When I talk to my clients about blogging the first question I get is “who’s going to read it?” They are overwhelmed by the blogosphere and wonder that their blog will be just a drop of water in a very large sea of content. It’s a reasonable question and a reasonable concern. It’s just the wrong question.
So what is the right question? First we need to understand the function and value of a blog post as it relates to promoting yourself or your business. I always describe a blog as a conversation over a cup of coffee: a conversation with a colleague, a conversation with a customer or perhaps a conversation with a prospect.
Conversations With Your Prospects
When you meet with a prospect do you pull out your marketing literature and recite it verbatim? I hope not. So what DO you say?
My guess is it would be a variation on a traditional sales approach: exchange pleasantries, talk about his business, get an idea of his goals, challenges and needs. The next step would likely be to identify areas where your product or service can help him with his goals, challenges and needs.

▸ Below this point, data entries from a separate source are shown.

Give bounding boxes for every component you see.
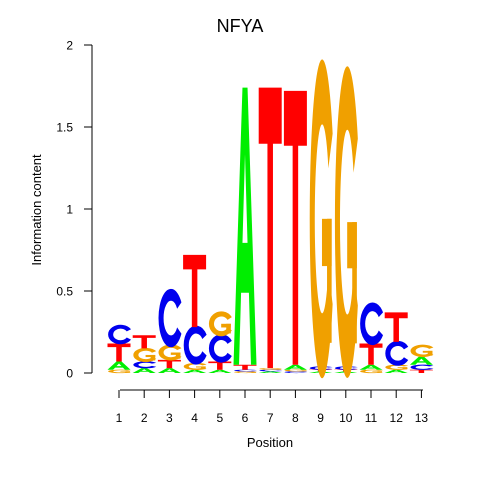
logo-letter-t bbox=[283, 90, 307, 365]
logo-letter-g bbox=[234, 371, 258, 374]
logo-letter-a bbox=[409, 356, 433, 365]
x-tick-label: 11 bbox=[365, 411, 378, 425]
logo-letter-a bbox=[384, 369, 408, 373]
logo-letter-g bbox=[208, 311, 232, 337]
x-tick-label: 10 bbox=[339, 411, 353, 425]
logo-letter-a bbox=[258, 371, 282, 373]
logo-letter-t bbox=[384, 312, 408, 342]
logo-letter-t bbox=[157, 359, 181, 369]
y-axis-ticks: 0 0.5 1 1.5 2 bbox=[56, 39, 92, 381]
logo-letter-g bbox=[410, 344, 434, 358]
logo-letter-stacks bbox=[107, 59, 434, 379]
logo-letter-c bbox=[410, 364, 434, 370]
logo-letter-g bbox=[360, 369, 384, 374]
y-tick-label: 0.5 bbox=[56, 285, 73, 299]
x-tick-label: 8 bbox=[292, 411, 299, 425]
logo-letter-g bbox=[183, 362, 207, 370]
x-tick-label: 1 bbox=[116, 411, 123, 425]
logo-letter-t bbox=[183, 254, 207, 328]
x-tick-label: 4 bbox=[191, 411, 198, 425]
logo-letter-g bbox=[259, 368, 283, 370]
logo-letter-a bbox=[309, 371, 333, 373]
logo-letter-a bbox=[233, 87, 257, 365]
y-axis-label: Information content bbox=[29, 154, 44, 266]
y-tick-label: 2 bbox=[66, 39, 73, 53]
x-axis-ticks: 1 2 3 4 5 6 7 8 9 10 11 12 13 bbox=[116, 390, 429, 425]
logo-letter-c bbox=[183, 325, 207, 365]
logo-letter-c bbox=[133, 361, 157, 369]
logo-letter-t bbox=[132, 335, 156, 349]
logo-letter-t bbox=[359, 343, 383, 365]
logo-letter-g bbox=[309, 59, 333, 379]
logo-letter-g bbox=[158, 344, 182, 361]
logo-letter-a bbox=[132, 368, 156, 373]
logo-letter-t bbox=[208, 361, 232, 370]
x-tick-label: 7 bbox=[267, 411, 274, 425]
logo-letter-a bbox=[157, 368, 181, 373]
x-tick-label: 9 bbox=[317, 411, 324, 425]
x-tick-label: 5 bbox=[216, 411, 223, 425]
x-tick-label: 6 bbox=[242, 411, 249, 425]
x-tick-label: 13 bbox=[415, 411, 429, 425]
logo-letter-a bbox=[283, 364, 307, 370]
logo-letter-g bbox=[385, 364, 409, 370]
logo-letter-c bbox=[360, 302, 384, 345]
logo-letter-g bbox=[284, 369, 308, 372]
x-axis-label: Position bbox=[247, 435, 293, 450]
logo-letter-c bbox=[284, 371, 308, 374]
y-tick-label: 1.5 bbox=[56, 121, 73, 135]
y-tick-label: 0 bbox=[66, 367, 73, 381]
logo-letter-c bbox=[259, 369, 283, 372]
x-tick-label: 12 bbox=[390, 411, 404, 425]
logo-letter-c bbox=[158, 288, 182, 348]
x-tick-label: 3 bbox=[166, 411, 173, 425]
logo-letter-t bbox=[107, 343, 131, 362]
logo-letter-g bbox=[108, 369, 132, 374]
chart-title: NFYA bbox=[217, 16, 264, 36]
logo-letter-c bbox=[234, 369, 258, 372]
logo-letter-a bbox=[107, 361, 131, 370]
logo-letter-g bbox=[133, 347, 157, 363]
logo-letter-a bbox=[359, 364, 383, 370]
logo-letter-a bbox=[183, 369, 207, 373]
logo-letter-t bbox=[258, 87, 282, 369]
logo-letter-a bbox=[334, 371, 358, 373]
x-tick-label: 2 bbox=[141, 411, 148, 425]
logo-letter-c bbox=[108, 324, 132, 345]
logo-letter-t bbox=[409, 369, 433, 373]
logo-letter-c bbox=[385, 340, 409, 366]
logo-letter-t bbox=[233, 364, 257, 370]
logo-letter-a bbox=[208, 369, 232, 373]
logo-letter-g bbox=[334, 66, 358, 378]
y-tick-label: 1 bbox=[66, 203, 73, 217]
logo-letter-c bbox=[208, 334, 232, 363]
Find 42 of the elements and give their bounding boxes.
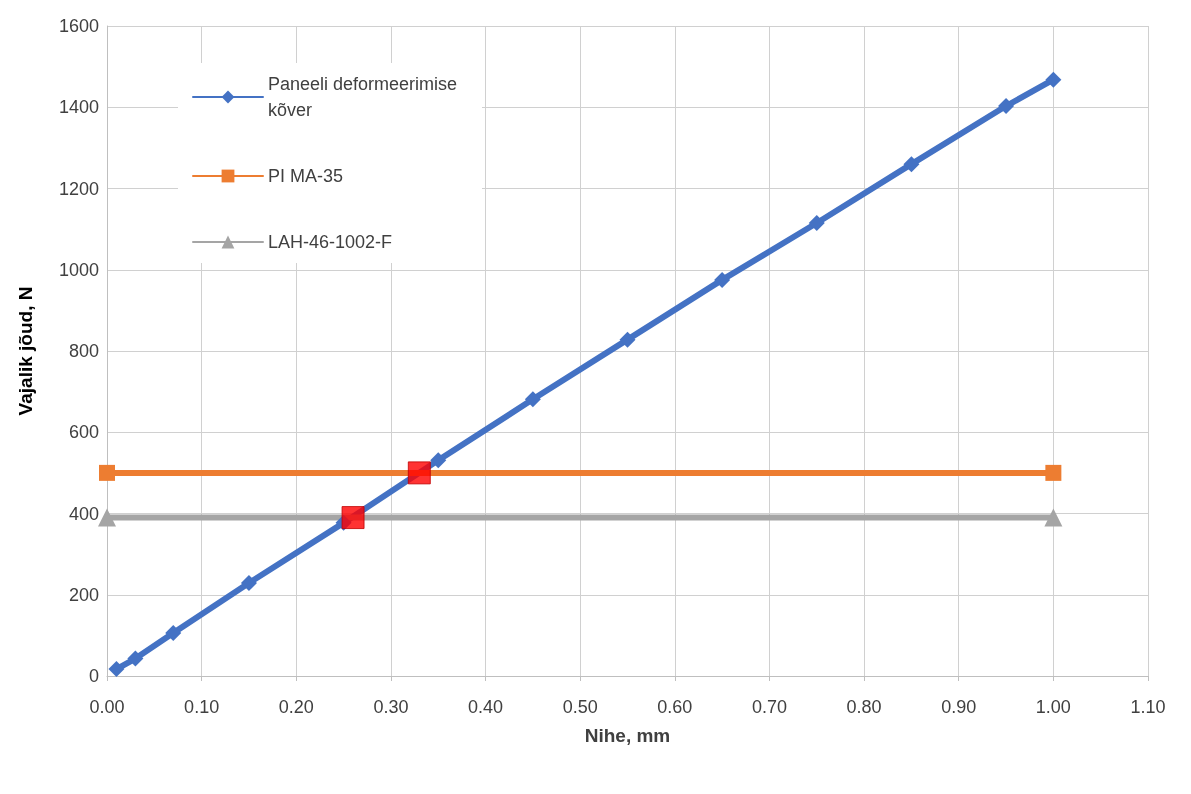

You’ll explain your understanding of his problems and suggest ways you could help. You’ll cite some use cases and specific examples.
That is a blog post.
Conversations With Your Customers
Your customer calls you up to ask for some advice. You listen carefully to the issue. What’s your next step? Mail out some marketing material? Maybe, but most likely you’ll proceed to dole out your wisdom in the effective use of your product for her particular situation. Or maybe there’s a complimentary product or service you recommend.
That is a blog post.
Conversations With Your Colleagues
If you’re like me you like to talk about issues relating to your industry with co-workers, colleagues and other industry professionals. Where is the market going? What are the challenges? How can we improve? How do we educate the marketplace?
Those are blog posts.
So Who’s Going To Read My Blog?
Who’s going to read your blog posts? Your prospects, customers and colleagues, for starters. What makes a blog different than your conversation over a cup of coffee is one simple factor: sharing. When your customer gets off the phone after a great conversation with you, where she received some great advice, she might be excited enough to tell some of her co-workers and colleagues. But the impact will be diminished. She can’t share your conversation. Ah, but she can share a blog post.
It is true that for some people creating high-volume blog sites is a source of revenue. But for the average person looking to leverage blogging as part of a business strategy, you already have your audience. It’s the people you already know and with whom you already do business.
Bottom line: People love to share. Jokes, recipes, breaking news. Anything interesting. I continue to talk about content as the currency of the new millennium. The market for quality content is insatiable and sharing is the grease that lubricates the gears of the new economy. Old economy vehicles like print media are failing. Is it because the content is not good? No, it’s because you can’t easily share it (see Death of Print Media).
Sharing is what gets your message out beyond your immediate circle. It’s like having thousands of people standing behind your prospect/customer/colleague as you have that conversation over a cup of coffee.
So the question is not “who’s going to read it?”
What’s the right question?
“Can you write something they will want to share?”